The best online programs offer the same curriculum as the school’s on-campus program and apply the same admission requirements. Providing students with the ability to communicate with instructors and classmates in a face-to-face online environment is another hallmark of a good online program. In addition, candidates in online MAT programs should be provided with the opportunity to complete student teaching fieldwork in the local community.
Teacher preparation includes the completion of an accredited teacher education program.
Typically teacher education programs consist of a combination of curricula and fieldwork. The curricula often include instruction on foundational knowledge and skills, pedagogy (the art and science of teaching), and preparing students to research, design and implement learning experiences in their field of study. The fieldwork component can include field observations, student teaching, and an internship. While the involvement in an education program may seem financially daunting, a number of financial resources specifically for teachers exist around the country. For more information on this, visit our page on scholarships for teachers. For more scholarships for teachers exclusive to the State of Connecticut visit our Connecticut Teacher Scholarships page.
Graduates of accredited colleges or universities whose Bachelor’s degree was not in education, and who have not yet earned a traditional teaching certificate, can still receive an alternative teaching certificate by satisfying certain requirements. Click here to learn more about earning your alternative teacher certification in Connecticut.
The Praxis I PPST measures basic skills in reading, writing, and mathematics. These tests evaluate the foundational and academic skills necessary to pursue a career as an educator in the state of Connecticut.
The Praxis II Subject Assessments measures knowledge of general and specific subjects related to K-12 teaching skills and classroom knowledge. The Praxis II covers 120 different tests. Required tests are dependent on requirements set forth by one’s desired teaching discipline. The following assessments are required by the Connecticut Department of Education:
Connecticut Required Tests
Art: Content and Analysis
Biology: Content Knowledge Chemistry: Content Knowledge Chemistry: Content Essays Earth & Space Sciences: Content Knowledge English Language Lit & Comp: Content & Analysis Social Studies: Content Knowledge Mathematics: Content Knowledge Physics: Content Knowledge Physics: Content Essays
The Connecticut State Department of Education’s Connecticut Educator Certification System (CECS) provides those pursuing their Connecticut teacher certification with a comprehensive database designed to help educators complete the certification process. Through CECS, applicants are able to:
Apply for, renew and/or update certifications online
The Connecticut Regional Education Applicant Placement (CTREAP) service is an online application system for Connecticut state public school districts. This database provides qualified teaching candidates with a list of job opportunities within Connecticut’s public school districts. Potential educators must apply for CTREAP’s services to apply to jobs directly, but individuals may also perform a public search to view job vacancies and then apply to schools/districts directly. This database is also used for Connecticut substitute teachers.

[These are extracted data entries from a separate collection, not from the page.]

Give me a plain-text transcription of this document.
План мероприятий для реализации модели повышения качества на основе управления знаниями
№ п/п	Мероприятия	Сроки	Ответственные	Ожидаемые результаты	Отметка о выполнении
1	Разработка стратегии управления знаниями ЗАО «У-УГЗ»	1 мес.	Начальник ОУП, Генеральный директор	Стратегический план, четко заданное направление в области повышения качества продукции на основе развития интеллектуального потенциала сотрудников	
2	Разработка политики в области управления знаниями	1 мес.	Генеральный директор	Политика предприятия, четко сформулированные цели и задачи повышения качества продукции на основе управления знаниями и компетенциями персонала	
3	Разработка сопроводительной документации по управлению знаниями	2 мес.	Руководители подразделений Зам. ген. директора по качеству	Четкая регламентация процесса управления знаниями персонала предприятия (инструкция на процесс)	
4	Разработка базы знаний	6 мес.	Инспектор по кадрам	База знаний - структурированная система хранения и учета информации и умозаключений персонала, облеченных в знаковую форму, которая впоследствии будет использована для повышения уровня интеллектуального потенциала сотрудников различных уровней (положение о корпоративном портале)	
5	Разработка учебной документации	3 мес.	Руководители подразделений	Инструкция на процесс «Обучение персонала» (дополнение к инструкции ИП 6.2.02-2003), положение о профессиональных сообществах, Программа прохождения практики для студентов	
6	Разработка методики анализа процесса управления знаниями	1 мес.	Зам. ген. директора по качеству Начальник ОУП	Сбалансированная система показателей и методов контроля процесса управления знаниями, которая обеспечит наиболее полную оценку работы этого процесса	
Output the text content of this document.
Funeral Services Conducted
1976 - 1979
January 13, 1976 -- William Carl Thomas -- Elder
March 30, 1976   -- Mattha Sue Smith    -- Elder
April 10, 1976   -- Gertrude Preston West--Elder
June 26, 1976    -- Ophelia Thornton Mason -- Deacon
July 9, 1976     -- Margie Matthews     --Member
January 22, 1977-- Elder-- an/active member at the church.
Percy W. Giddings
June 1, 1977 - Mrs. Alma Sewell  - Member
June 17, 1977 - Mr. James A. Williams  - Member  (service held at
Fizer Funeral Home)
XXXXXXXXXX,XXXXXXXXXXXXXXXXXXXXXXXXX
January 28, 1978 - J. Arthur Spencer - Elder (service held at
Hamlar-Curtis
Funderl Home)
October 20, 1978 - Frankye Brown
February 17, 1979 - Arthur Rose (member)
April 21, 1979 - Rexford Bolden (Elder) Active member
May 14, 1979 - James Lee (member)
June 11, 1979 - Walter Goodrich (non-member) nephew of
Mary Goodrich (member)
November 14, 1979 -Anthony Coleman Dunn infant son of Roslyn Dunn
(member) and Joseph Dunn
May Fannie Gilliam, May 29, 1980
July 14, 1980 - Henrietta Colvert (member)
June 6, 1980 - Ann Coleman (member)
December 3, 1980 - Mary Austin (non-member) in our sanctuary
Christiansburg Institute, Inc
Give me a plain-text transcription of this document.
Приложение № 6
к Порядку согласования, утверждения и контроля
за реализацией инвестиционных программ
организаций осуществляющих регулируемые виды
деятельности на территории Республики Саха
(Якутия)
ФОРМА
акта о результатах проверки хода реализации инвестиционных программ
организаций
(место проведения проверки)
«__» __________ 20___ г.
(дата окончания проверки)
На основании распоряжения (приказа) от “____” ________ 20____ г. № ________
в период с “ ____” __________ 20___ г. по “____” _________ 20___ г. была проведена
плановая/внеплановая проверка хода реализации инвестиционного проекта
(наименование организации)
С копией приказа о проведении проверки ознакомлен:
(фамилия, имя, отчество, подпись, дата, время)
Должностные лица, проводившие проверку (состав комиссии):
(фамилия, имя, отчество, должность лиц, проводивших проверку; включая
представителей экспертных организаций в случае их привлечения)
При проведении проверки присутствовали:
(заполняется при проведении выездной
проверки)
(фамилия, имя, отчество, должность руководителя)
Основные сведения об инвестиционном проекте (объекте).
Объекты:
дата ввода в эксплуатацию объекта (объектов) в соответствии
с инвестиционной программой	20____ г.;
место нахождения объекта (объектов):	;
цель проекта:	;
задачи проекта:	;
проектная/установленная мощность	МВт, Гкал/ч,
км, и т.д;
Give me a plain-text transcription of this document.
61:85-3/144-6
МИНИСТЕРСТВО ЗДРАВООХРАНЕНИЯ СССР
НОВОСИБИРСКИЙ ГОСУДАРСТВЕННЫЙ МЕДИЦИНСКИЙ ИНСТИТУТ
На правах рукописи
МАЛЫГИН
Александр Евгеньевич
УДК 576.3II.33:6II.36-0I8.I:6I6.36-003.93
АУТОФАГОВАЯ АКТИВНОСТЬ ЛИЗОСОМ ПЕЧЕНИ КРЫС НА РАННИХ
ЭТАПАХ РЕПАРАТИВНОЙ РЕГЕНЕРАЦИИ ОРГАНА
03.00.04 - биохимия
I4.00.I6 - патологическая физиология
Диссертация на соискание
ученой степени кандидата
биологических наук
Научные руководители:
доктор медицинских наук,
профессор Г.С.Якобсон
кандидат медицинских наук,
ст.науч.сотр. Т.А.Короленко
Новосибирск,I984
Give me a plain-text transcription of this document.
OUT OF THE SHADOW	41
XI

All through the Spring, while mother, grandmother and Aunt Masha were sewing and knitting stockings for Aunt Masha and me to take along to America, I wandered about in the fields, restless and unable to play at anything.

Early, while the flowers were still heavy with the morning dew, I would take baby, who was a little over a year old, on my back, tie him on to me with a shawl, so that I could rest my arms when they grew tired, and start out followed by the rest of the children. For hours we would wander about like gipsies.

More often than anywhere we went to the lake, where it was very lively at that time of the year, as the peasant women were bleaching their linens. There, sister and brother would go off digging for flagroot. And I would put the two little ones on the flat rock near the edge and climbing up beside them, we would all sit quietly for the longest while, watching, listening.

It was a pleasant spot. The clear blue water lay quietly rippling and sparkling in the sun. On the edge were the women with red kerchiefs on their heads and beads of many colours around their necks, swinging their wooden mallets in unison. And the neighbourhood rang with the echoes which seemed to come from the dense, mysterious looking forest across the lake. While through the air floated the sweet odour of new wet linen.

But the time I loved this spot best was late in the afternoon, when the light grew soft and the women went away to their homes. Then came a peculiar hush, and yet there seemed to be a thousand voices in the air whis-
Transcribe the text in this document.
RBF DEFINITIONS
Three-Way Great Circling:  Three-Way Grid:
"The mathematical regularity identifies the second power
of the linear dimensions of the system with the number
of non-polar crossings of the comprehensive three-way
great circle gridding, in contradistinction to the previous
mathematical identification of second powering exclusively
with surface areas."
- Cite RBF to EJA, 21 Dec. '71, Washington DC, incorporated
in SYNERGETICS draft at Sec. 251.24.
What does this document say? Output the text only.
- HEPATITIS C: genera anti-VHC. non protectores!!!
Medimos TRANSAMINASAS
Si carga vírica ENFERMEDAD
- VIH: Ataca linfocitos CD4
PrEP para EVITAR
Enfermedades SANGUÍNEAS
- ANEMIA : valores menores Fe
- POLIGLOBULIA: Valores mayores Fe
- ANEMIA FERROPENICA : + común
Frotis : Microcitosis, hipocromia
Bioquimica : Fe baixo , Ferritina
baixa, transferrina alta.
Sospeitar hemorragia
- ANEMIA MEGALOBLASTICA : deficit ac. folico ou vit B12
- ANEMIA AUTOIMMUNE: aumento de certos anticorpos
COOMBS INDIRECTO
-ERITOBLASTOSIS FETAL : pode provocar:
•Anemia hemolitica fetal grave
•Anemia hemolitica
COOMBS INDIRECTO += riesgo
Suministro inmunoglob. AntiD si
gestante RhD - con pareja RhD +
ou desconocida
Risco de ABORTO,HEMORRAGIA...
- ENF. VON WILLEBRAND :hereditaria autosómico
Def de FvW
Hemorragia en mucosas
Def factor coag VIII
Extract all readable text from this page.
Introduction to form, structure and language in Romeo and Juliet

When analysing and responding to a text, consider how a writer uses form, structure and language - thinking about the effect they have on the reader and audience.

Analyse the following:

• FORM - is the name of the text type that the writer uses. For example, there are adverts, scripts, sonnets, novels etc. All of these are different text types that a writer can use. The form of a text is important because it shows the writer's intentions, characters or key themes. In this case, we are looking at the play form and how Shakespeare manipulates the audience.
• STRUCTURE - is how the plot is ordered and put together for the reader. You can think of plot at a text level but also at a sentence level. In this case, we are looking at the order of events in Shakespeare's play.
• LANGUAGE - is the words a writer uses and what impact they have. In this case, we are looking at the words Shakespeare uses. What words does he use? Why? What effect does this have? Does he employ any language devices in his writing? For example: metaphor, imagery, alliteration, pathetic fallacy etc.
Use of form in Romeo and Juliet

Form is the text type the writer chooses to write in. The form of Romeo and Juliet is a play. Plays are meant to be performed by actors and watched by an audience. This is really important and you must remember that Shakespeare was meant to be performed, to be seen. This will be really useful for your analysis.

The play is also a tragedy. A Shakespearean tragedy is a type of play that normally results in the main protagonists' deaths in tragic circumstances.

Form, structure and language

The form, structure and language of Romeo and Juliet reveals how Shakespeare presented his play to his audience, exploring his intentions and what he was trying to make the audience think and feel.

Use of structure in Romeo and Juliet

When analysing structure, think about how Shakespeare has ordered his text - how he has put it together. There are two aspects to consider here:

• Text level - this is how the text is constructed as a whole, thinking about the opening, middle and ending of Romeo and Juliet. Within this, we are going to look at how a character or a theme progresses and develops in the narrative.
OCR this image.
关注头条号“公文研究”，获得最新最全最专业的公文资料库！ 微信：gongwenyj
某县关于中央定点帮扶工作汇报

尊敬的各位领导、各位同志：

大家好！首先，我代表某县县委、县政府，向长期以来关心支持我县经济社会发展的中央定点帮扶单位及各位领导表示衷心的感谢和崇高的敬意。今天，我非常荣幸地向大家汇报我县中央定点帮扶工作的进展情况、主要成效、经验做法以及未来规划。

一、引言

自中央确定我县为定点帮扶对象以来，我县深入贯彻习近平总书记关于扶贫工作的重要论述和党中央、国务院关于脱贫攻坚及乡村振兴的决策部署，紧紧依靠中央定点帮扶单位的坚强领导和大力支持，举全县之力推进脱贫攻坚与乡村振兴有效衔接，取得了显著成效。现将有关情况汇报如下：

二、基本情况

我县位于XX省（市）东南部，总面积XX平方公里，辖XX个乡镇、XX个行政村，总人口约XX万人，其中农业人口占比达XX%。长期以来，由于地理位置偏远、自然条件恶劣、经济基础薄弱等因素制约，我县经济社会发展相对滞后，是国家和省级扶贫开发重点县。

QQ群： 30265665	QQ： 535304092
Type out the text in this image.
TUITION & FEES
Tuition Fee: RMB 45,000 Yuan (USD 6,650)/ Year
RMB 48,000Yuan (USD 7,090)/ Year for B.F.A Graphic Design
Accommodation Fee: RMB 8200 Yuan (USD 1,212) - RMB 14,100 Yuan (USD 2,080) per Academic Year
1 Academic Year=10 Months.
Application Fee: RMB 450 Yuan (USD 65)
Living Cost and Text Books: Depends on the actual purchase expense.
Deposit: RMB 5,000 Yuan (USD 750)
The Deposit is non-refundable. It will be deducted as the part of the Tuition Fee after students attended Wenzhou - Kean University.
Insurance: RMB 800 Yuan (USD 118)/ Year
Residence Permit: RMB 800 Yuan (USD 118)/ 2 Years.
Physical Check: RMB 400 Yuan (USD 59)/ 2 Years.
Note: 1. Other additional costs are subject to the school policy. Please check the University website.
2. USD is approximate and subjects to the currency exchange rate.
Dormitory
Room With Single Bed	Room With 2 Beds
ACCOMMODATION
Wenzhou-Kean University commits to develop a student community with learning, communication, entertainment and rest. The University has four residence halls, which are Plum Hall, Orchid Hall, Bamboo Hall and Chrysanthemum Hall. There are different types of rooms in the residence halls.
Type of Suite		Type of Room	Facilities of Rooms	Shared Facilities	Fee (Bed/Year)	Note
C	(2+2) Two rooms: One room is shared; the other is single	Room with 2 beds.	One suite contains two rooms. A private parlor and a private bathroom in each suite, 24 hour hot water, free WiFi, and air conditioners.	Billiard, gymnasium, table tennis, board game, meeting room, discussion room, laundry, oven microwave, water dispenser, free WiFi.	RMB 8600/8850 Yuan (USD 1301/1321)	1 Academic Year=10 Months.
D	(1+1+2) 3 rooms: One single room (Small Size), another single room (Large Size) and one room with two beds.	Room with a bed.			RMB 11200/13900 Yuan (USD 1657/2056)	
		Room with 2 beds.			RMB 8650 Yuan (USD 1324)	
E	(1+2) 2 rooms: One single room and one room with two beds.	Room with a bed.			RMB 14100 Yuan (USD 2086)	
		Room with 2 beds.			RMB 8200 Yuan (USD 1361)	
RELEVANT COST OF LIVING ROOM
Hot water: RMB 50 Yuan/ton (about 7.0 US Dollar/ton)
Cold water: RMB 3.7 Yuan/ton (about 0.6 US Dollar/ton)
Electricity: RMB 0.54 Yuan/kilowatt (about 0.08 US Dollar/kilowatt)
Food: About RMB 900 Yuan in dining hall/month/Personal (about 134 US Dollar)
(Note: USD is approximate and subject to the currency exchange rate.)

Connecticut Certification Reciprocity
Connecticut does not have reciprocity with any other state. Connecticut does participate in the National Association of State Directors of Teacher Education and Certification (NASDTEC) Interstate Agreement (NIA). Under this agreement, it can waive specific coursework requirements and accept completion of a state-approved educator preparation program at a regionally accredited college or university from another state, or a minimum of 30 months of successful full-time experience under the other state’s valid educator certificate (at least equivalent to a Connecticut Initial Educator Certificate).